City Mission partners with local churches to educate the public and to advocate with elected officials, so every family in Boston has safe and affordable housing; Public Voice makes it personal.
Last year, City Mission was able to train single mothers and others who have experienced housing instability to be able to speak about it – to bring insight and understanding to others in an appeal for action. Between May and October 2019, the Public Voice program reached 420 people at individual churches in addition to another 700 people at the Southern New England Super Saturday, where two Public Voice speakers led a workshop with the City Mission Executive Director. Seven churches hosted speakers between January and March of this year.
And despite the challenges of the pandemic, Edens said, community audiences remain interested in gaining a deeper understanding about ways to address housing for all as a social justice issue.

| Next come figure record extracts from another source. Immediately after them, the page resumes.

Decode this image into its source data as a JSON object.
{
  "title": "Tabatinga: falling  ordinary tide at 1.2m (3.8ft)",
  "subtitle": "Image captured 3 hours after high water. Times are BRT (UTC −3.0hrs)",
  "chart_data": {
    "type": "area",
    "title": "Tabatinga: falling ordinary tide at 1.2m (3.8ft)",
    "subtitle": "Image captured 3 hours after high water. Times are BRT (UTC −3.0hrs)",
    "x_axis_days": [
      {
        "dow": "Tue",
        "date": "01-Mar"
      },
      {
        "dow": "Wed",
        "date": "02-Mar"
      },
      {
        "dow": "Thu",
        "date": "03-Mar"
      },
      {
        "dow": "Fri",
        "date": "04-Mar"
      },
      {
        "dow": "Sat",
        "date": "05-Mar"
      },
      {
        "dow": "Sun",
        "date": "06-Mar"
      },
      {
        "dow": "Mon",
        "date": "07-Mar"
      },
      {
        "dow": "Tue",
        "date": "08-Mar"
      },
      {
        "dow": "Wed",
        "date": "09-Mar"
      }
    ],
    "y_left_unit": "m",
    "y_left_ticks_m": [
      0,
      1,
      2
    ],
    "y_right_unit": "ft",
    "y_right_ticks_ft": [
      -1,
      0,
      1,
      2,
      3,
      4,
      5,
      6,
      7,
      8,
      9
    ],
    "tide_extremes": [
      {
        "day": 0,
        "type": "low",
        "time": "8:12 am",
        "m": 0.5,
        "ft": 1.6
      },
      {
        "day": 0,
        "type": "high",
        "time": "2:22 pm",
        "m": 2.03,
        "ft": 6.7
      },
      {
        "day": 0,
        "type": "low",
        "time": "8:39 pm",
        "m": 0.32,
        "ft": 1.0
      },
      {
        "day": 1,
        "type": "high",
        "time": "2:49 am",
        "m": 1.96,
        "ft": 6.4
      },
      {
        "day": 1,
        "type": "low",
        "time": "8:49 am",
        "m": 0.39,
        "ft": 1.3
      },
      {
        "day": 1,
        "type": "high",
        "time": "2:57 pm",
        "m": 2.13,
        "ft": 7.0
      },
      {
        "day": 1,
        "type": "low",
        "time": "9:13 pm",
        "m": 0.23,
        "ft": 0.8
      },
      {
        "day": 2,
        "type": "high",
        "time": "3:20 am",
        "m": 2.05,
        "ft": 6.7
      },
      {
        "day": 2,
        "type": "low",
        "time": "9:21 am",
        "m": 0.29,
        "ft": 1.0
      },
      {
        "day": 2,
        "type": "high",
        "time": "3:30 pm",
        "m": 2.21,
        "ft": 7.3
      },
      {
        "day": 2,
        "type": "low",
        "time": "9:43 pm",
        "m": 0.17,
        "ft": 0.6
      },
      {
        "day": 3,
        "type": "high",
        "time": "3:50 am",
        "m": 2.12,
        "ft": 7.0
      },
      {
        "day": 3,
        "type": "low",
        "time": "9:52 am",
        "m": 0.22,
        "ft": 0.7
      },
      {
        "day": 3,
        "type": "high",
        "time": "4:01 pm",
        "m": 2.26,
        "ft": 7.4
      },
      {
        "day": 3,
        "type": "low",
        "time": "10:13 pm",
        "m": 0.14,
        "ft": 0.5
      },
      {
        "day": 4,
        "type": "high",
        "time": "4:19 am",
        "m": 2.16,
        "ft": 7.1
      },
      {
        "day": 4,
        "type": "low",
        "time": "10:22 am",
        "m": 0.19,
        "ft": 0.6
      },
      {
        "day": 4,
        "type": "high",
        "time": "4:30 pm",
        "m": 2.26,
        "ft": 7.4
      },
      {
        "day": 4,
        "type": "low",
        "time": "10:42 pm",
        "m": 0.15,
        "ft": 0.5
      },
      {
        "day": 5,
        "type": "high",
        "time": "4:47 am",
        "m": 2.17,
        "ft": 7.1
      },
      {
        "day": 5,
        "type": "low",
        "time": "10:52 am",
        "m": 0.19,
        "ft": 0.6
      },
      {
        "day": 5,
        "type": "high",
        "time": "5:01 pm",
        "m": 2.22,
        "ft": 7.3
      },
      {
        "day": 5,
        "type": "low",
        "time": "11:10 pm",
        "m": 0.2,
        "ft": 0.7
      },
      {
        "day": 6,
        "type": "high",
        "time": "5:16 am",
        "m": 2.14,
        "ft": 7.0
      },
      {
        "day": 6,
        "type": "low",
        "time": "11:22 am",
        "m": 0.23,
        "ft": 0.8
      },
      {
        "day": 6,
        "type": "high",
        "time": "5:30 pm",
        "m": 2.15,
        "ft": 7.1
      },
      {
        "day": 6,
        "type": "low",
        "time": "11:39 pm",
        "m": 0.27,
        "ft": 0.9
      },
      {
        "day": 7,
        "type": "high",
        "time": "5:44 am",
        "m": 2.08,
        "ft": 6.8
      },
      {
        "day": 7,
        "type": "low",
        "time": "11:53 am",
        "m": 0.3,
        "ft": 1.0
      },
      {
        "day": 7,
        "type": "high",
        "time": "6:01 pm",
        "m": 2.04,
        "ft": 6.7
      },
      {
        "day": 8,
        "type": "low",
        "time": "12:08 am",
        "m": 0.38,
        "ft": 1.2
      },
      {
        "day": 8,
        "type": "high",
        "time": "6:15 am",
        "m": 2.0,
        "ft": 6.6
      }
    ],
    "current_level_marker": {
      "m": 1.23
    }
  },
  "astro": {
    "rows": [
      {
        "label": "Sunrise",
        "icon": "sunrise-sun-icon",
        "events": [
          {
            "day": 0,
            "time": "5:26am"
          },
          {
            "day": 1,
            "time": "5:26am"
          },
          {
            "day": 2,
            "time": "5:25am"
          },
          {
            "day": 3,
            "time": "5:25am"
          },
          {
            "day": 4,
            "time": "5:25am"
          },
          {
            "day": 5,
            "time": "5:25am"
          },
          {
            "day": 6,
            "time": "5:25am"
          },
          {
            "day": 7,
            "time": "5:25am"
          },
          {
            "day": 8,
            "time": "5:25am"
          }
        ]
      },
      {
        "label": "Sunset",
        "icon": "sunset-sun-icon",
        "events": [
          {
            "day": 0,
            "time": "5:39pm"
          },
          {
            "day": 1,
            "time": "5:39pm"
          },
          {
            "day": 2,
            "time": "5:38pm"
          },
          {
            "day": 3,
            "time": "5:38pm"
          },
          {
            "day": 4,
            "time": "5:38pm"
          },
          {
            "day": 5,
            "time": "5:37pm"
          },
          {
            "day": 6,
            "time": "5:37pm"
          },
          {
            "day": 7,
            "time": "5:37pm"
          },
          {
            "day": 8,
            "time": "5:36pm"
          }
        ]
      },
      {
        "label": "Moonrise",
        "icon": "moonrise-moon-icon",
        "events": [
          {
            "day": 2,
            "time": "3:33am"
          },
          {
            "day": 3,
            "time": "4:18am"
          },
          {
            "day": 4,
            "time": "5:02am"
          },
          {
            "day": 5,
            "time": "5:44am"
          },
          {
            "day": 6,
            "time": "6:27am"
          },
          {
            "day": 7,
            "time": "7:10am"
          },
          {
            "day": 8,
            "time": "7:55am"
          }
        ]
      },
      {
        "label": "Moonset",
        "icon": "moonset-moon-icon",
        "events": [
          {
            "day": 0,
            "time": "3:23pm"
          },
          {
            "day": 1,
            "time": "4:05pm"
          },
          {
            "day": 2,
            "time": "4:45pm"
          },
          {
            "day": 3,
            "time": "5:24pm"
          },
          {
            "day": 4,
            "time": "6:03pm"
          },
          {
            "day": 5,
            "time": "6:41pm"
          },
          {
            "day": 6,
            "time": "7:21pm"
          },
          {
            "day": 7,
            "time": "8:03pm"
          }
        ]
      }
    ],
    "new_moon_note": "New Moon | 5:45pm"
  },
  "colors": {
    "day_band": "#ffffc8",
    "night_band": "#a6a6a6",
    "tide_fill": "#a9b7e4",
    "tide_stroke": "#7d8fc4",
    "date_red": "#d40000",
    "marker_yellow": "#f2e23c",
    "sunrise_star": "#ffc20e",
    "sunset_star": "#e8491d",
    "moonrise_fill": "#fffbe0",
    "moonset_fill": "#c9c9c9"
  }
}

“A group of 10 women were accepted into the Public Voice class of 2020 and they started their weekly workshops in early September,” Edens said. “Since then, they have shown commitment to the program and to different social justice issues. In fact, some of them participated in a virtual forum as speakers on Sept. 21 to educate community leaders and corporations on housing issues in Boston.”
In 2020: Special pandemic-relief grants
This year because of COVID-19 and the impact it has had on churches in the denomination, the UCC national ministries reallocated several grant funding sources to create a pool of $444,000 for assistance. To date, 152 pandemic-relief grants have been awarded, with 62 percent awarded to congregations that had no other external financial support; 49 percent awarded to congregations of color; 14 percent awarded to rural congregations.
“Neighbors in Need funds were set aside and earmarked for operational support dollars for congregations that provide direct service, with awards that go up to $1,500,” said the Rev. Aaron Wade, program associate for Congregational Granting, Justice and Local Church Ministries. “Through the reallocation, we made 100 grants available from this funding source. As of today, we have awarded 47 grants. There are 53 grants left in this category and the rolling application is scheduled to remain open to the end of the year.
“In 2021, we plan to go back to the traditional funding expectations, with a few new and improved application and administrative changes. The goal is to move all Justice and Local Church Ministries grants to an online common application, to make the pursuit of funding easier for potential grantees.”
The 2020 NIN offering, with a theme centered on children, will be received in most UCC congregations on Oct. 3, as part of World Communion Sunday.